Queue模块除了queue线性安全队列(先进先出),还有优先级队列LifoQueue(后进先出),也就是新添加的先被get到。PriorityQueue具有优先级的队列,即队列中的元素是一个元祖类型,(优先级级别,数据)。

class PriorityQueue(Queue):
    '''Variant of Queue that retrieves open entries in priority order (lowest first).

    Entries are typically tuples of the form:  (priority number, data).
    '''

    def _init(self, maxsize):
        self.queue = []

    def _qsize(self, len=len):
        return len(self.queue)

    def _put(self, item, heappush=heapq.heappush):
        heappush(self.queue, item)

    def _get(self, heappop=heapq.heappop):
        return heappop(self.queue)


class LifoQueue(Queue):
    '''Variant of Queue that retrieves most recently added entries first.'''

    def _init(self, maxsize):
        self.queue = []

    def _qsize(self, len=len):
        return len(self.queue)

    def _put(self, item):
        self.queue.append(item)

    def _get(self):
        return self.queue.pop()

至此queue模块介绍完毕,重点是理解互斥锁,条件变量如果协同工作,保证队列的线程安全。

 

下面是queue的完全代码:

class Queue:
    """Create a queue object with a given maximum size.

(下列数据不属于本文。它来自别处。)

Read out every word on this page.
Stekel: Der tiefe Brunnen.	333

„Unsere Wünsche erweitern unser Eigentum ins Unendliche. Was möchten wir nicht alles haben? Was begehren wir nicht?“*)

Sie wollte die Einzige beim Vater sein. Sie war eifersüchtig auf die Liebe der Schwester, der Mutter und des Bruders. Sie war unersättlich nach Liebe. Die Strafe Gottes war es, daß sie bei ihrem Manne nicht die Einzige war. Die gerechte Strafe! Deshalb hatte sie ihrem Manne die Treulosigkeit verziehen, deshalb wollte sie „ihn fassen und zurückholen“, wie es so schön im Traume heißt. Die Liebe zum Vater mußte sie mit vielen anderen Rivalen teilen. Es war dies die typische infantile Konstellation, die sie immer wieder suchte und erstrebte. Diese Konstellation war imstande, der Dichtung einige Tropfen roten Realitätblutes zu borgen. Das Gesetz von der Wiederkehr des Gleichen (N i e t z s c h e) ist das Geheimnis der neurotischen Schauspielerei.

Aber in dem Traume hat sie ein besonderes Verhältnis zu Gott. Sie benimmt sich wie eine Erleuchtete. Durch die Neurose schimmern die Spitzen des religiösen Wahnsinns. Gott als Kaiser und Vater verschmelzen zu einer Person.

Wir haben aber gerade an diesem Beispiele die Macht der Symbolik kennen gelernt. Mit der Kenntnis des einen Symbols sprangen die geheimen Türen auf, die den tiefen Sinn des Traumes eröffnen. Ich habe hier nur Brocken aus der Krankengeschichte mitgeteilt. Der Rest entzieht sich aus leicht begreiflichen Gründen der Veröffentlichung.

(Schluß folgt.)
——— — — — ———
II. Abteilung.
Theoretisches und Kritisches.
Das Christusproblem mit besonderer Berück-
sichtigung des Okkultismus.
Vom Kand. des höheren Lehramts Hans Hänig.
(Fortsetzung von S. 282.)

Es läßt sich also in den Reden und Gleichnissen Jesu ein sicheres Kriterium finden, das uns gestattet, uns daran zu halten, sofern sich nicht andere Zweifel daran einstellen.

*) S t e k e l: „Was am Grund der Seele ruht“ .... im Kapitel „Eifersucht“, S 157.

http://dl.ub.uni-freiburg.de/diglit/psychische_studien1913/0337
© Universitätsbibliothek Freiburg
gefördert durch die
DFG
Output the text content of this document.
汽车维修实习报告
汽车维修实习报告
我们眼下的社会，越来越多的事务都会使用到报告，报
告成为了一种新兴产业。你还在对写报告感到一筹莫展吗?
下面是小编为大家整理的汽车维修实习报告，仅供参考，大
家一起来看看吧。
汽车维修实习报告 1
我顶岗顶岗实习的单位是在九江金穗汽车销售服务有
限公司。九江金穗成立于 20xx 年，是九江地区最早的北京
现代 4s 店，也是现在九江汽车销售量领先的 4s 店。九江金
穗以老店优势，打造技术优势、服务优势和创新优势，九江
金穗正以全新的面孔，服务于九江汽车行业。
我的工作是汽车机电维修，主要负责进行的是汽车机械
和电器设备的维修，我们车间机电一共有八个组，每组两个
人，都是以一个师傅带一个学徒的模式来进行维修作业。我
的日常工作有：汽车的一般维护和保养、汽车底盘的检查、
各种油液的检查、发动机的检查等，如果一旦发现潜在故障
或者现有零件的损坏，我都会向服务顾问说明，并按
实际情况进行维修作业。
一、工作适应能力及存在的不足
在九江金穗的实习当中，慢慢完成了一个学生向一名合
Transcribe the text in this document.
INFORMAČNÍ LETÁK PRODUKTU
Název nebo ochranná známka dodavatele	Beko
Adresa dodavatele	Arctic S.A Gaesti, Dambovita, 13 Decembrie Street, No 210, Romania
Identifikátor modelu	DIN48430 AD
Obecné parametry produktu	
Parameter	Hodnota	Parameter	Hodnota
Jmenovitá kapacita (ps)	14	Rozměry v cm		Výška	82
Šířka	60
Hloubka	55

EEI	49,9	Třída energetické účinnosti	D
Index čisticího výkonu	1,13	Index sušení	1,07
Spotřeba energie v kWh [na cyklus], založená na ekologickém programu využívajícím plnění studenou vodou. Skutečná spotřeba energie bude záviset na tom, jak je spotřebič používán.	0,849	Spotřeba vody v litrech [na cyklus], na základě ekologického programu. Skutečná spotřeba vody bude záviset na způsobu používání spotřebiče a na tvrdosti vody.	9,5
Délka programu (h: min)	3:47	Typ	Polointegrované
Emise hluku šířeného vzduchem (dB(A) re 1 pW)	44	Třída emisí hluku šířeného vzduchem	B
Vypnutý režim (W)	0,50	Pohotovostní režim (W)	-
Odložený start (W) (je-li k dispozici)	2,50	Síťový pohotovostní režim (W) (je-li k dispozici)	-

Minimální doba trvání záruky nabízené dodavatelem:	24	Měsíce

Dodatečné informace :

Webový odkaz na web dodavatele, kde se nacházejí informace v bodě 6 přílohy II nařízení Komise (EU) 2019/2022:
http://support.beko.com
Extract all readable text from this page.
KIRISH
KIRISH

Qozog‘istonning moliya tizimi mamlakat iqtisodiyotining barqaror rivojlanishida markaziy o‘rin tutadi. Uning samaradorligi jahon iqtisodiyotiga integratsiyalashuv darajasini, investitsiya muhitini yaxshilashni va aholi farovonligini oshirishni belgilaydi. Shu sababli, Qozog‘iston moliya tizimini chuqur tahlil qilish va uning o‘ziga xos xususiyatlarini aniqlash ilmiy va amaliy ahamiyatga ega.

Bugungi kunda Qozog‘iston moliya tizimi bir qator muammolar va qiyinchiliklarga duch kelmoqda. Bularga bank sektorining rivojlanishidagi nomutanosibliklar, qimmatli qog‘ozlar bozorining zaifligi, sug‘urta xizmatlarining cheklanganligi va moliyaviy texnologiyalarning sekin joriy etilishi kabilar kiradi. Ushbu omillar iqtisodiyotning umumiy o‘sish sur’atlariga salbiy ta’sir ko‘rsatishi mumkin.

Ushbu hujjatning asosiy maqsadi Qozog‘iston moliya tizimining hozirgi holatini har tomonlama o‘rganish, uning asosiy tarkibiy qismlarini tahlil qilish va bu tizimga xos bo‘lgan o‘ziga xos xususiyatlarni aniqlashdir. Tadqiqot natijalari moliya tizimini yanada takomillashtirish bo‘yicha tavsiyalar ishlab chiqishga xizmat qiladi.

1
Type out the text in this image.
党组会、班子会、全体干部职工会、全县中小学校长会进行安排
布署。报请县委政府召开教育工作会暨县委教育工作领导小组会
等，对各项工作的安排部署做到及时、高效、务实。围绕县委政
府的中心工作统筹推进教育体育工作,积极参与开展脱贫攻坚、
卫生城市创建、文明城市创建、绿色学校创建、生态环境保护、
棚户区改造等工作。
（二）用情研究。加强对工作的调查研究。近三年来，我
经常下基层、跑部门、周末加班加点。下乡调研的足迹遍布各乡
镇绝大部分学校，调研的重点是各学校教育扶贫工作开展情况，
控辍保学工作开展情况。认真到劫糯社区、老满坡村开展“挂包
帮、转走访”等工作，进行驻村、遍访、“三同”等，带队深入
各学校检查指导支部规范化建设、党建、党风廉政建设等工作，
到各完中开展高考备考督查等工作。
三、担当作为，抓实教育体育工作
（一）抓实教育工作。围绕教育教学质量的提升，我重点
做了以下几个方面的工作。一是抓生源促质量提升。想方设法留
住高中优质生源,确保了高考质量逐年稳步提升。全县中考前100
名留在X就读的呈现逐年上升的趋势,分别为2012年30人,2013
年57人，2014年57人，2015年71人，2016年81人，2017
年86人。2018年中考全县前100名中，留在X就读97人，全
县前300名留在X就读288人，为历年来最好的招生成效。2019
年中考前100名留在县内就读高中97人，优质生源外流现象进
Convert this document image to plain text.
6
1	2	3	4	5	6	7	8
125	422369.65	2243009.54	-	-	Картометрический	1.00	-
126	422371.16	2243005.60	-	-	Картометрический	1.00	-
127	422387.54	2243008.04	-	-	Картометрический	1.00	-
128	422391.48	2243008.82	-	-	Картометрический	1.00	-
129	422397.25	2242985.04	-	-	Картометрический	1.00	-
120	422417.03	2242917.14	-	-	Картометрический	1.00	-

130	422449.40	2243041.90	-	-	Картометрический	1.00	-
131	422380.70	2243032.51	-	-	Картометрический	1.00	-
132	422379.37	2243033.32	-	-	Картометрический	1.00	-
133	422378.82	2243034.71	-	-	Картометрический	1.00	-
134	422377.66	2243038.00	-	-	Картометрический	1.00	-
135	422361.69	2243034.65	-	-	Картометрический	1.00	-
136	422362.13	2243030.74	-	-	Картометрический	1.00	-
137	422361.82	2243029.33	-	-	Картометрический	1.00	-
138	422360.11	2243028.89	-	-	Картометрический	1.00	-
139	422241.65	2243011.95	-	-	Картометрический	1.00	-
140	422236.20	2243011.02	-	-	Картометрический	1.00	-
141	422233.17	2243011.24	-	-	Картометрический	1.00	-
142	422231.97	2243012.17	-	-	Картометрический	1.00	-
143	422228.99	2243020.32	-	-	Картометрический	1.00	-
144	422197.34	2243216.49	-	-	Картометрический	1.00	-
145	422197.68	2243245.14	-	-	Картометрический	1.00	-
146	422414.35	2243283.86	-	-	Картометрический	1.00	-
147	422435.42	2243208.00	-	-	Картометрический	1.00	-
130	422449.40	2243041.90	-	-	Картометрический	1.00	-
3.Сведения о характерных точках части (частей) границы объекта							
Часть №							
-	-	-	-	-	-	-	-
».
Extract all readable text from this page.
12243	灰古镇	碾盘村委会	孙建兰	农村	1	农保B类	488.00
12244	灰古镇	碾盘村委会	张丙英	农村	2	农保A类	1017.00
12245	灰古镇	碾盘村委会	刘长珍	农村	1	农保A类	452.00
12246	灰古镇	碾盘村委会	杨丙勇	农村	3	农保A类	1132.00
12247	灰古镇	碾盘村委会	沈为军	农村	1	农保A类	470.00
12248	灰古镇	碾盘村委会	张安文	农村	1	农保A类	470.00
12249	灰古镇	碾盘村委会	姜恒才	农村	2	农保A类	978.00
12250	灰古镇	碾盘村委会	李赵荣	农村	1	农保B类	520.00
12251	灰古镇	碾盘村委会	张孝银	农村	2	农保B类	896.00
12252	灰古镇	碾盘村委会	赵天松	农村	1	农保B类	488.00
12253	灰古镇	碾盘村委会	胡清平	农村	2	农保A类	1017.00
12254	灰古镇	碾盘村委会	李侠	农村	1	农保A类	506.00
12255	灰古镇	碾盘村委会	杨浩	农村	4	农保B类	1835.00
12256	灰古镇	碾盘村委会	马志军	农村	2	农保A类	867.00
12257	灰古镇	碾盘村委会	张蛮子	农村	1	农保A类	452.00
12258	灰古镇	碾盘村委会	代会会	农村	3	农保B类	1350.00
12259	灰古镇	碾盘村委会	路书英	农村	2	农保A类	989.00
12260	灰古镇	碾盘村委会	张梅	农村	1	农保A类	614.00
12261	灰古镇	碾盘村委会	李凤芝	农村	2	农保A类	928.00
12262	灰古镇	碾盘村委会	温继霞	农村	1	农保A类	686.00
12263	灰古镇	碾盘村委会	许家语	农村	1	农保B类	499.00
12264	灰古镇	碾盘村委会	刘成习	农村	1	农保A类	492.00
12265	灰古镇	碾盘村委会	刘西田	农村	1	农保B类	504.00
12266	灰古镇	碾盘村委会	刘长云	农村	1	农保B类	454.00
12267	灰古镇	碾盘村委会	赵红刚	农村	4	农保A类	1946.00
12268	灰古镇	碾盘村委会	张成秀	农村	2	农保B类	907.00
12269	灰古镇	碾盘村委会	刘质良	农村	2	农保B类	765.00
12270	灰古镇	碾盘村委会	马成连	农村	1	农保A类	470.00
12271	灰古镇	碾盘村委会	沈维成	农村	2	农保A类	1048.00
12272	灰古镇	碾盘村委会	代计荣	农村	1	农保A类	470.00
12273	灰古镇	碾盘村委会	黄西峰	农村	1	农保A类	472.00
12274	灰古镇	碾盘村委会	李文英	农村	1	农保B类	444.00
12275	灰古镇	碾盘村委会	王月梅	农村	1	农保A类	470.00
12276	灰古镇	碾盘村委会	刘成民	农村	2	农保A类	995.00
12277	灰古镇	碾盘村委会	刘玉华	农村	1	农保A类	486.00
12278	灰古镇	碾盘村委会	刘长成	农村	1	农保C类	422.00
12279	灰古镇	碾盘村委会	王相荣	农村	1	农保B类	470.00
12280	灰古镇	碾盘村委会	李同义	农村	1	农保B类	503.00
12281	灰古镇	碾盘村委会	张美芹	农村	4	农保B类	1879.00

    If maxsize is <= 0, the queue size is infinite.
    """
    def __init__(self, maxsize=0):
        self.maxsize = maxsize
        self._init(maxsize)
        # mutex must be held whenever the queue is mutating.  All methods
        # that acquire mutex must release it before returning.  mutex
        # is shared between the three conditions, so acquiring and
        # releasing the conditions also acquires and releases mutex.
        self.mutex = _threading.Lock()
        # Notify not_empty whenever an item is added to the queue; a
        # thread waiting to get is notified then.
        self.not_empty = _threading.Condition(self.mutex)
        # Notify not_full whenever an item is removed from the queue;
        # a thread waiting to put is notified then.
        self.not_full = _threading.Condition(self.mutex)
        # Notify all_tasks_done whenever the number of unfinished tasks
        # drops to zero; thread waiting to join() is notified to resume
        self.all_tasks_done = _threading.Condition(self.mutex)
        self.unfinished_tasks = 0

    def task_done(self):
        """Indicate that a formerly enqueued task is complete.

        Used by Queue consumer threads.  For each get() used to fetch a task,
        a subsequent call to task_done() tells the queue that the processing
        on the task is complete.

        If a join() is currently blocking, it will resume when all items
        have been processed (meaning that a task_done() call was received
        for every item that had been put() into the queue).

        Raises a ValueError if called more times than there were items
        placed in the queue.
        """
        self.all_tasks_done.acquire()
        try:
            unfinished = self.unfinished_tasks - 1
            if unfinished <= 0:
                if unfinished < 0:
                    raise ValueError('task_done() called too many times')
                self.all_tasks_done.notify_all()
            self.unfinished_tasks = unfinished
        finally:
            self.all_tasks_done.release()

    def join(self):
        """Blocks until all items in the Queue have been gotten and processed.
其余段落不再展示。